La profeta habla fuerte y claro, dice las cosas por sus nombres y hace ver lo absurdo de varias ceremonias y prácticas religiosas, consideradas tradicionales. No son más que imposiciones humanas, antes que divinas. Si no tienen una base o un sustento de esa naturaleza, el mensaje anuncia no hacer caso, desobedecer y no cumplir lo que mandan aquellos preceptos y ordenanzas. Escuchad a la profeta, sus nuevas revelaciones son lo que necesitan hoy en día y es para todos, sin ninguna distinción. No hay una deidad varón de otra cultura que se ocupara hasta en el más mínimo detalle, de cómo debe vestir y comportarse una mujer, de tratarla como un objeto y mercancía de pago en acuerdos comerciales. Han estado adorando a un dios misógino que desprecia a sus propios fieles.

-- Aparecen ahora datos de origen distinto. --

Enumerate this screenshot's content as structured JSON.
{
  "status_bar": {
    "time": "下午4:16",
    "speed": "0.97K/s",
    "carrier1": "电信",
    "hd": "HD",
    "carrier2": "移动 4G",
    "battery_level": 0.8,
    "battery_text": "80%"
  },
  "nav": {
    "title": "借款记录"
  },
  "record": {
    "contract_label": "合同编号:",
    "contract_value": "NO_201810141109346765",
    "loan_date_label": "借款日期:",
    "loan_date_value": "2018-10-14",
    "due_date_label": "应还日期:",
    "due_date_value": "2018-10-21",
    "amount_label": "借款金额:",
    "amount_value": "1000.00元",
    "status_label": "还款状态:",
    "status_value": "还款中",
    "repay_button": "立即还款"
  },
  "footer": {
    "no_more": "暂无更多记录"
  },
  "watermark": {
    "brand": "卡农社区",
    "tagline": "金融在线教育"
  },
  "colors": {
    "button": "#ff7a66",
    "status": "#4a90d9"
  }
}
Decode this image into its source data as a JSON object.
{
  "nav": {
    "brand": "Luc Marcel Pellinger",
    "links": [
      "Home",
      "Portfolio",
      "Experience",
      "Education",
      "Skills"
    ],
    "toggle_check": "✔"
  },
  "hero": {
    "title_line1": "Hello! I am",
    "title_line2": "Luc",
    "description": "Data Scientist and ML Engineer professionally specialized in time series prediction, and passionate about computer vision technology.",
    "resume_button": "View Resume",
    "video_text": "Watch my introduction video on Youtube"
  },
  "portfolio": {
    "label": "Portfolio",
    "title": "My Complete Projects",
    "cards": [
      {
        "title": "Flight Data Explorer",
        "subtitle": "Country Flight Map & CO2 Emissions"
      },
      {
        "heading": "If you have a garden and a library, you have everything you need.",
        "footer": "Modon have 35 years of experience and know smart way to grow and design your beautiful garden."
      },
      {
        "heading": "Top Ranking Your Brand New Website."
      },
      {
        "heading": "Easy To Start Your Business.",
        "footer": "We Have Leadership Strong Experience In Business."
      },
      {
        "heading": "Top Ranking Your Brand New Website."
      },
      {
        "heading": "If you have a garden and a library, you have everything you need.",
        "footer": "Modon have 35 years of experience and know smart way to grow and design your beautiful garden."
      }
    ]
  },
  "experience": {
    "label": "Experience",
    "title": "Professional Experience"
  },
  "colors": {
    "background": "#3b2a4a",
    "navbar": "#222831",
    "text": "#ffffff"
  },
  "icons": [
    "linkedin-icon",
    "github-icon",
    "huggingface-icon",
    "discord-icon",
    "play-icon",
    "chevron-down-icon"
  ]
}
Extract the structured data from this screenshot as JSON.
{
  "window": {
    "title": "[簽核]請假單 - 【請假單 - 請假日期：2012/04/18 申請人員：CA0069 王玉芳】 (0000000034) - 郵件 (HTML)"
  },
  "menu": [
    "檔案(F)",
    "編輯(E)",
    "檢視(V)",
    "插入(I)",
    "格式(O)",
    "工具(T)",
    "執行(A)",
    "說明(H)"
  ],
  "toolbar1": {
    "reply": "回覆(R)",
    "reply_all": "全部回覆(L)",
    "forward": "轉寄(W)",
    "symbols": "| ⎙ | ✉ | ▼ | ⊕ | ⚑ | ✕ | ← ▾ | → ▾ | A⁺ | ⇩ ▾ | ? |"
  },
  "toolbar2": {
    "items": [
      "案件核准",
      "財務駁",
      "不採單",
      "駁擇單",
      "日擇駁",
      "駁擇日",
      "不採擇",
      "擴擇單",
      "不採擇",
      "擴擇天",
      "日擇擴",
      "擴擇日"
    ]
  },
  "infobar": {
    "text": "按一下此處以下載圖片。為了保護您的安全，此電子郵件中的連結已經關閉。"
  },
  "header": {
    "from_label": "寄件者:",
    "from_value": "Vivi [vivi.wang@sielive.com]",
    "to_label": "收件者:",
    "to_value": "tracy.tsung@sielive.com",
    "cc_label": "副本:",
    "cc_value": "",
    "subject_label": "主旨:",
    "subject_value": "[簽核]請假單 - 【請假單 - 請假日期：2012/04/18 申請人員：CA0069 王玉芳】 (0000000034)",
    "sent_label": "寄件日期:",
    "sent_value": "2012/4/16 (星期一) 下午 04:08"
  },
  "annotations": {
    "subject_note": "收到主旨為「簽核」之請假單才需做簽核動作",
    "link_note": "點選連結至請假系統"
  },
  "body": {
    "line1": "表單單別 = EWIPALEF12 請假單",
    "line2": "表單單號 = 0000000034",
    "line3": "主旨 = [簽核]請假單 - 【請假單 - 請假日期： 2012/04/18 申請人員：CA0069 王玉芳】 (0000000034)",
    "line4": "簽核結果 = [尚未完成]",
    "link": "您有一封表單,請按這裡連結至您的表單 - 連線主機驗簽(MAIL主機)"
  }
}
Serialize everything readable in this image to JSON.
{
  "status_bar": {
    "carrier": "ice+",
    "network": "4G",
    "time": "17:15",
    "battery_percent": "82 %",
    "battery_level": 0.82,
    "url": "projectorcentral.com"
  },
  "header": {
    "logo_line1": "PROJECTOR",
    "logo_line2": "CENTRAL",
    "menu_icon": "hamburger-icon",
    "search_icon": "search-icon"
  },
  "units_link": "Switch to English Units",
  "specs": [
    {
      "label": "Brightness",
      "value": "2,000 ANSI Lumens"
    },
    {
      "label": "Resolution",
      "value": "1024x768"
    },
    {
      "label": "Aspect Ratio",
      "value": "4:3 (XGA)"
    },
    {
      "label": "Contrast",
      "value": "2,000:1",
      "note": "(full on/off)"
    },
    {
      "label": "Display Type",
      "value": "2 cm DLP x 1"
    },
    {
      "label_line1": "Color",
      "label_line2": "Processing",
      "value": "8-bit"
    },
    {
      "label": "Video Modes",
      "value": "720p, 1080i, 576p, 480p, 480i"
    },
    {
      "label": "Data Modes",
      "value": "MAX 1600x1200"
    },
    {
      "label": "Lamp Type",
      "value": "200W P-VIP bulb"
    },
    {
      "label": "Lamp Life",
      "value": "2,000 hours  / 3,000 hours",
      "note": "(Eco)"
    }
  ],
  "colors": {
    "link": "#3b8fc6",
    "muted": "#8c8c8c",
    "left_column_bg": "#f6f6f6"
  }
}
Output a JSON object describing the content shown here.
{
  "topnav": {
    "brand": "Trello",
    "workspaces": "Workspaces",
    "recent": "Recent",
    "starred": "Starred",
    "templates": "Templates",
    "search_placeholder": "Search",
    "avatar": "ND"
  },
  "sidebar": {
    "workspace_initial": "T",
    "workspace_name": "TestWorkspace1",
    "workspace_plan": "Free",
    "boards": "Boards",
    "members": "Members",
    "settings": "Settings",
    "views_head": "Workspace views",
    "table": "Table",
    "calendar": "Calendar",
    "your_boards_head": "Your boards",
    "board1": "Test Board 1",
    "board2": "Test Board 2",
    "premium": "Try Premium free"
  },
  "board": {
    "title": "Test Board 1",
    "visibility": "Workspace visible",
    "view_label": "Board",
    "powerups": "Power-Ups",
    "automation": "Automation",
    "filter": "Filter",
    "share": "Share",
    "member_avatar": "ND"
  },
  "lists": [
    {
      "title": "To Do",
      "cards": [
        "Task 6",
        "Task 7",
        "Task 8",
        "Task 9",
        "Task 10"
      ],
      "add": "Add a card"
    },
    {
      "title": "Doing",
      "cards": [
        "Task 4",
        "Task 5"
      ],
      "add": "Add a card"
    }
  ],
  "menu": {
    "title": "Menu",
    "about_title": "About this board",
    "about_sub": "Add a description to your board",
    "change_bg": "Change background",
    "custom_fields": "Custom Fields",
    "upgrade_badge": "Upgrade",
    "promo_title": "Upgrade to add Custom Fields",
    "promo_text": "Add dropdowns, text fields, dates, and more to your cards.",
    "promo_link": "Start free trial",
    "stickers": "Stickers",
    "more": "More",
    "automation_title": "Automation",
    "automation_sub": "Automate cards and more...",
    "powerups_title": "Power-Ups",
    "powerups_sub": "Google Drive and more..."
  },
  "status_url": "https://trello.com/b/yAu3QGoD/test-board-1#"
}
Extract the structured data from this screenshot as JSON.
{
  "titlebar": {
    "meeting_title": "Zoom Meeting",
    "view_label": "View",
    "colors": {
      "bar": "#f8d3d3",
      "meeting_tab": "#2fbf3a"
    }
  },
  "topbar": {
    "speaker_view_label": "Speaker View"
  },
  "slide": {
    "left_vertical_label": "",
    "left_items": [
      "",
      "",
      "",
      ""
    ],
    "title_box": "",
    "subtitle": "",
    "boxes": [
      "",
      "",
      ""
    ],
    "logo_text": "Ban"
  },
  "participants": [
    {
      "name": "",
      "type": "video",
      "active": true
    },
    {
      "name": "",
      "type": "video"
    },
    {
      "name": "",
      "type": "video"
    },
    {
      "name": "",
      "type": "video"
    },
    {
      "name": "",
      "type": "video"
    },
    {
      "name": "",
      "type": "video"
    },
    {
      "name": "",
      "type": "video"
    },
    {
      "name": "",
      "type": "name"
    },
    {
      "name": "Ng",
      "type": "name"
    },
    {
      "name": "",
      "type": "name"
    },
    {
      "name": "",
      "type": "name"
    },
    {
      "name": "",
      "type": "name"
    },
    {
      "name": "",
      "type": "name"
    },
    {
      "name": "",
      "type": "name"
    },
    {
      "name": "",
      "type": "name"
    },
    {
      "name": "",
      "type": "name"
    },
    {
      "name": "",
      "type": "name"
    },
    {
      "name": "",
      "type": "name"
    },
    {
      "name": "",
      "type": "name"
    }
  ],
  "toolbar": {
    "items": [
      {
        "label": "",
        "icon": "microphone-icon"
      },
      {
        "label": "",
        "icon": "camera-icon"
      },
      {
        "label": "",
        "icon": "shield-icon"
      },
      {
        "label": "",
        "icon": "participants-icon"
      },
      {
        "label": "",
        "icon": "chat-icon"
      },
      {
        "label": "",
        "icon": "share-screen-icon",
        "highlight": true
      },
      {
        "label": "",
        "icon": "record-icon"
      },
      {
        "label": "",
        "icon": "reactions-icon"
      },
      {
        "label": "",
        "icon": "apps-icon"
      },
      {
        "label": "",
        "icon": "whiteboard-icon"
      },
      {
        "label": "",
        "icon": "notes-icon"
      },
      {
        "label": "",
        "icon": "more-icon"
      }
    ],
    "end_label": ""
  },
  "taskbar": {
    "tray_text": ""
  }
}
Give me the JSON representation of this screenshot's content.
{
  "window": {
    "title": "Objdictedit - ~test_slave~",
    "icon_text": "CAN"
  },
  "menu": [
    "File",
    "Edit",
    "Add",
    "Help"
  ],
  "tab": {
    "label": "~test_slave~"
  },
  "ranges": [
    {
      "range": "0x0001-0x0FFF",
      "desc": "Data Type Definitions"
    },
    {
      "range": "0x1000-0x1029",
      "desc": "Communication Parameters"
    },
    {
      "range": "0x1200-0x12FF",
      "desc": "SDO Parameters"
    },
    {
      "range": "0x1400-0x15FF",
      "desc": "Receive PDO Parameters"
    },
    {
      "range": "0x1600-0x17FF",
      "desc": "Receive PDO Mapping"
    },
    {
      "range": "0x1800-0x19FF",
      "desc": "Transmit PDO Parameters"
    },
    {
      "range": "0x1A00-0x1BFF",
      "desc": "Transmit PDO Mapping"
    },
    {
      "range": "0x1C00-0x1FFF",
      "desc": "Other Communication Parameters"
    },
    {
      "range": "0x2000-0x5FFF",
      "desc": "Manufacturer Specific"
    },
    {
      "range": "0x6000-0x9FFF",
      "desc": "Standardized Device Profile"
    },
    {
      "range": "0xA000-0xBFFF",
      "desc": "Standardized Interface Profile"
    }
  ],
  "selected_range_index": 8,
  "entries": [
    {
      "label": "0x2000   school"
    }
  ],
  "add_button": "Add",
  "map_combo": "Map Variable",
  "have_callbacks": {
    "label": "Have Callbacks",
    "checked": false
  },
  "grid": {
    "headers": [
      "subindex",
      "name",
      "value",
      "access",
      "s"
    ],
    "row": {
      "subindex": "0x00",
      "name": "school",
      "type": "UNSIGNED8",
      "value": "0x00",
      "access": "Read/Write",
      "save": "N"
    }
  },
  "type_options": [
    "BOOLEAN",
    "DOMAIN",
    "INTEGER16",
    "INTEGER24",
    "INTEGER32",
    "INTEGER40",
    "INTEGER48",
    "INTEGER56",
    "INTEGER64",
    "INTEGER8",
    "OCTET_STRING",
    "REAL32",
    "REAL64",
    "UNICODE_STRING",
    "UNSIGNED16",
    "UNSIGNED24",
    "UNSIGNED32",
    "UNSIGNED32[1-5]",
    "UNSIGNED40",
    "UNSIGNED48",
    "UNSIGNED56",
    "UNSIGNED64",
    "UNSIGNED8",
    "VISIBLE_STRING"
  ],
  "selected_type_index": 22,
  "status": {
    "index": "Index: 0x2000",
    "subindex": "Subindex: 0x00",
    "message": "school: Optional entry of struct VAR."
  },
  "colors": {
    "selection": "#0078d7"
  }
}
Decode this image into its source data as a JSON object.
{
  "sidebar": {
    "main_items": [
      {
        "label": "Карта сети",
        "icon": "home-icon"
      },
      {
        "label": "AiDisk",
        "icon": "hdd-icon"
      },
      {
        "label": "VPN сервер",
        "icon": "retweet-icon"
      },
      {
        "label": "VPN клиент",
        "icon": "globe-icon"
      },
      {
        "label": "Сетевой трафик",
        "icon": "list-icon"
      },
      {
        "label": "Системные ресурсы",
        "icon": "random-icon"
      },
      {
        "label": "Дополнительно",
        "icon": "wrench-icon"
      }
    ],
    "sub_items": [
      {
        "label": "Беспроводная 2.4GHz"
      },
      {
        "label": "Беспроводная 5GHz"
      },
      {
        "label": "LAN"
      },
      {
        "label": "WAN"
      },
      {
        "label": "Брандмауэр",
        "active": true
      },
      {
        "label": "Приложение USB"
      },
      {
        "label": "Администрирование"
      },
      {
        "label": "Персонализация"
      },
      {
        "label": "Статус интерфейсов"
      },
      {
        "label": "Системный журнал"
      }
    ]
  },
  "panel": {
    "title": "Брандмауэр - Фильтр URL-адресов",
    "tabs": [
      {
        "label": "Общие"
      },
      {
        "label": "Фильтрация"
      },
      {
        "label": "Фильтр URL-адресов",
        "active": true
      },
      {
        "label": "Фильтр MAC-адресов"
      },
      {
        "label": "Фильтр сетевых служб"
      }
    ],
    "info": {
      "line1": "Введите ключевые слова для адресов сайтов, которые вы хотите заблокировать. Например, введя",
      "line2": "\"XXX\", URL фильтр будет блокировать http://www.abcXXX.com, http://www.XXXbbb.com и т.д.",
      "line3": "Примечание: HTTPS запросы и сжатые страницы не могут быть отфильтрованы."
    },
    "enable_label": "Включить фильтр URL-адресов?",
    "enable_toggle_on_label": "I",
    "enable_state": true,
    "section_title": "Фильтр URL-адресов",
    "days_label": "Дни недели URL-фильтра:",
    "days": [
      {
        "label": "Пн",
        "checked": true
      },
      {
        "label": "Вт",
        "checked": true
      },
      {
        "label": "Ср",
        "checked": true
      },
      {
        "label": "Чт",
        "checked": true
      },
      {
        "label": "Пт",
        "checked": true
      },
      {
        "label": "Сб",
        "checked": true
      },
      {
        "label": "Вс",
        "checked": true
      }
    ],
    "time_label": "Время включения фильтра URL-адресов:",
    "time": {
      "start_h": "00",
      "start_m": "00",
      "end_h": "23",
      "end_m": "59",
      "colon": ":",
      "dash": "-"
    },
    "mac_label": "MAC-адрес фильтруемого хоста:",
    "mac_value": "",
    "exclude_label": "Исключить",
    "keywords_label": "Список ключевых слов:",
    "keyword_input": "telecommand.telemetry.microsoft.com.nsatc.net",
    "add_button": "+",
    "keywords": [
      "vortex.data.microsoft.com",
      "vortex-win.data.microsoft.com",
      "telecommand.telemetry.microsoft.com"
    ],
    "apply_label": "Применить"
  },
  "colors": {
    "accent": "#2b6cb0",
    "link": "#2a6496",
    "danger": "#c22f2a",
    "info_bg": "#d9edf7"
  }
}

Zhaba pregona los nuevos mensajes y designios de una deidad femenina, cual madre desvelada por sus hijos, anunciando la buena nueva. Es más fuerte que el disminuido ente masculino, ocupado solo en alabar y premiar a los hombres y excluir a todos los demás, entre ellos niños, animales y sobre todo, a las mujeres. En términos sencillos la profeta aclara varios conceptos a sus seguidores: el origen de la vida, el diario devenir de cada uno, lo que hay que guardar y como alimentarse a base de granos y cereales, el cuidado de la higiene, la salud, etc.

Bastaron algunos discursos con pocos fieles en un inicio, para que Zhaba se armara de valor. No percibía la compañía de Zurimi cuando predicaba su palabra. Era ella misma, quien tomaba las riendas de dejarse llevar y difundir nuevos mensajes y preceptos a sus fieles, los que cada día se contaban por centenares. Pocos fueron los afortunados, quienes se sentaban muy de cerca, para verla levitar unos diez centímetros por encima del suelo por cortos intervalos. Zhaba no usaba su limitado poder divino cedido por Zurimi, ese fue un truco aprendido de los zinguruts, para hacerse notar más y combatir contra los zynits. Desde entonces, cualquier predicador que se quedara siempre en el suelo, no era prueba suficiente de recibir inspiración divina. Se le ridiculizaba y era relegado de su lugar de prédica. Eso ocurrió también con los otros charlatanes y mendigos del zoco, al igual que los priestes. Si no levitaban, no eran profetas y por ello sus preceptos no debían ser escuchados. La valla que estableció Zhaba era demasiado alta para superarla, nadie levitaba como ella. Se corrieron las voces, hacia los confines más recónditos, de la historia de una profeta que estaba cambiando todo el régimen antiguo y caduco de los zynits.

Antes de uno de sus discursos memorables, los zinguruts le enseñaron un truco inusual pero válido, que consistía en despedir rayos de luz a través de sus ojos, dotándole de un aspecto fantasmal, con la luminiscencia saliendo de sus ojos. Era una artimaña que practicaba cuando se ocultaba el sol. La gente se sentía bendecida, cuando veía caer en sus rostros aquellos rayos luminosos blanquecinos. Iban a verla por sus milagros, pero se quedaban prendados de sus mensajes y preceptos, que eran más acorde para ellos, que las estrictas órdenes de los zynits. Por su parte, ellos entendieron que si no hacían algo urgente, sería historia y olvido los rituales en los ziggurats y la palabra del dios Zin Uru, cada vez venido a menos.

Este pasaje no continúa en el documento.